Just wondering if you've seen the table filled in.


----------



## Uncle Bob

Re: IRC table R301.2(1)

In Texas, we did.  By the way; there are some changes to Table R301.2(1); and if adopting the 2009 IRC they should be noted.

In Oklahoma however, I'm finding code adoption in many jurisdictions isn't taken very seriously and/or without good legal advise; for example;

"5-301: BUILDING CODE ADOPTED:

A certain document, at least one copy of which is on file at the office of the city clerk, being marked and designated as "international building code", the latest edition thereof, and any revisions or amendments thereto, is hereto adopted as the building code of the city for the control of buildings and structures therein provided. Each and all of the regulations, provisions, penalties, conditions and terms of the international building code are hereby referred to, adopted and made a part hereof, as if fully set out in this code, with additions, insertions and changes, if any, prescribed in this chapter." (no additions, insertions and changes listed)

(Several Oklahoma municipalities have similar adoptions.)

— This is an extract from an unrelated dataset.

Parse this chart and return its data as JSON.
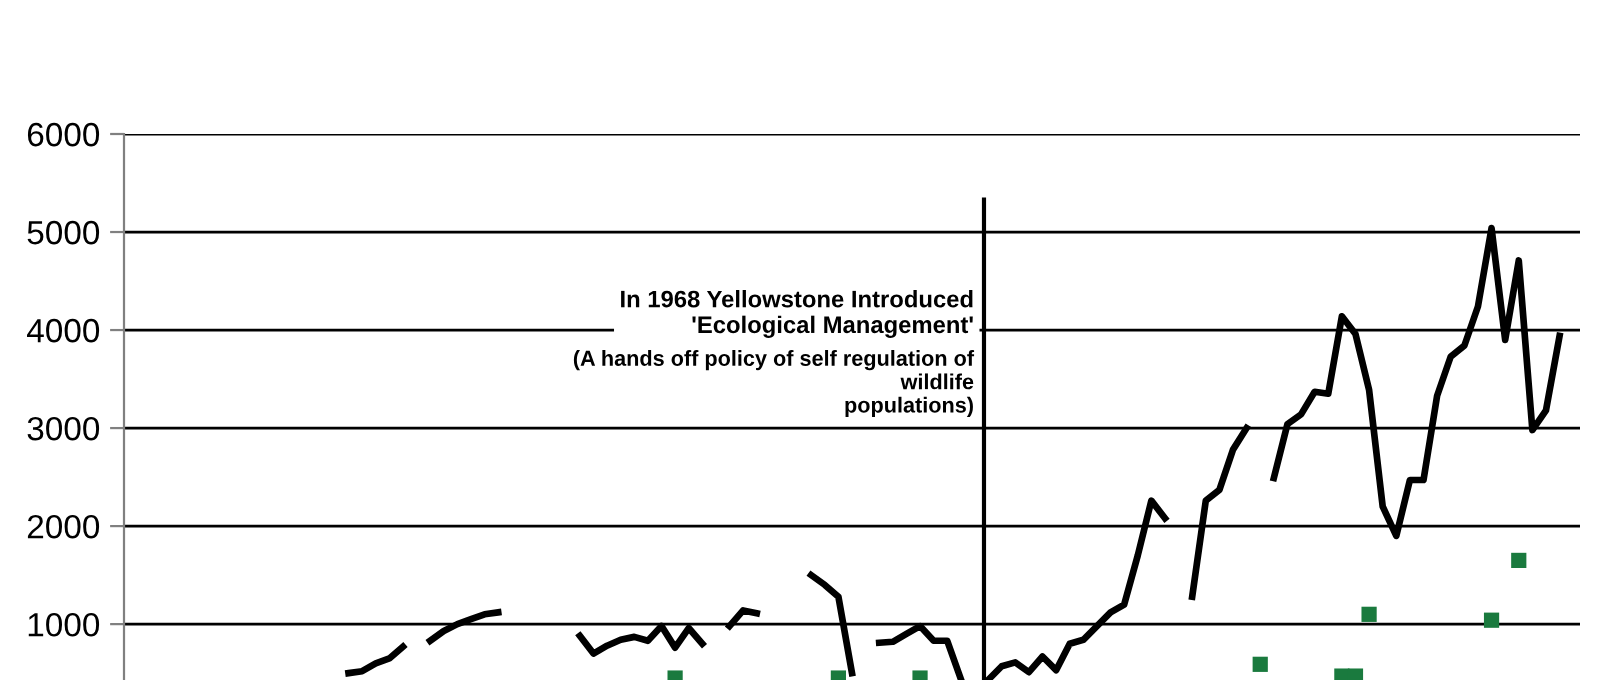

If you don't see a problem here; you might want to rethink the adoption of your AHJ's codes; and get some good legal advise.

Uncle Bob


----------



## TJacobs

Re: IRC table R301.2(1)

Yes we did, under all previous adoptions (we have that down at least)...


----------



## syarn

Re: IRC table R301.2(1)

nj has filled it out for 2006.

http://ecodes.biz/ecodes_support/free_r ... apter3.pdf


----------



## texas transplant

Re: IRC table R301.2(1)

We filled it out just so it was at finger tip and could be easily forwarded to dp's.


----------



## Mule

Re: IRC table R301.2(1)Yep, and occasionally I teach classes and include this in my presentation.

View attachment 79


View attachment 79


/monthly_2010_06/572953b575877_ClimateTable.jpg.bed9276d83b4df40fc7bb573c0b728f4.jpg


----------



## globe trekker

Re: IRC table R301.2(1)

Yes, we did actually fill it out when we adopted the 2006 codes.     It helps us more clearly

define the area weather,  soils,  potential pest infestation and other norms.

IMO, it is a good thing to have identified and adopted in each jurisdiction.


----------



## cboboggs

Re: IRC table R301.2(1)

We fill it out as well.


----------



## steveray

Re: IRC table R301.2(1)

We have it in our CT amendments!


----------



## Mango

Re: IRC table R301.2(1)

Tables?????? we don't need no stinking tables!   

Evidently we did not fill it in when we adopted the 2000 IRC (yes, thats right..2000). It would have been a good idea though to have it for reference.

Mango


----------



## Heaven

Re: IRC table R301.2(1)

Thanks for the nudge, I filled it in today and now I will distribute the whole chart when someone asks me for one element.


----------



## peesncues

Re: IRC table R301.2(1)

Filled it in and included it as an amendment to the resolution when we adopted the code.


----------



## fatboy

Re: IRC table R301.2(1)

Provided the same info in a chart (just looks a little different) for both the 2006 and the 2009. Have it posted on our website as a separate PDF, and distributed around the office so anyone can answer design Q's.


----------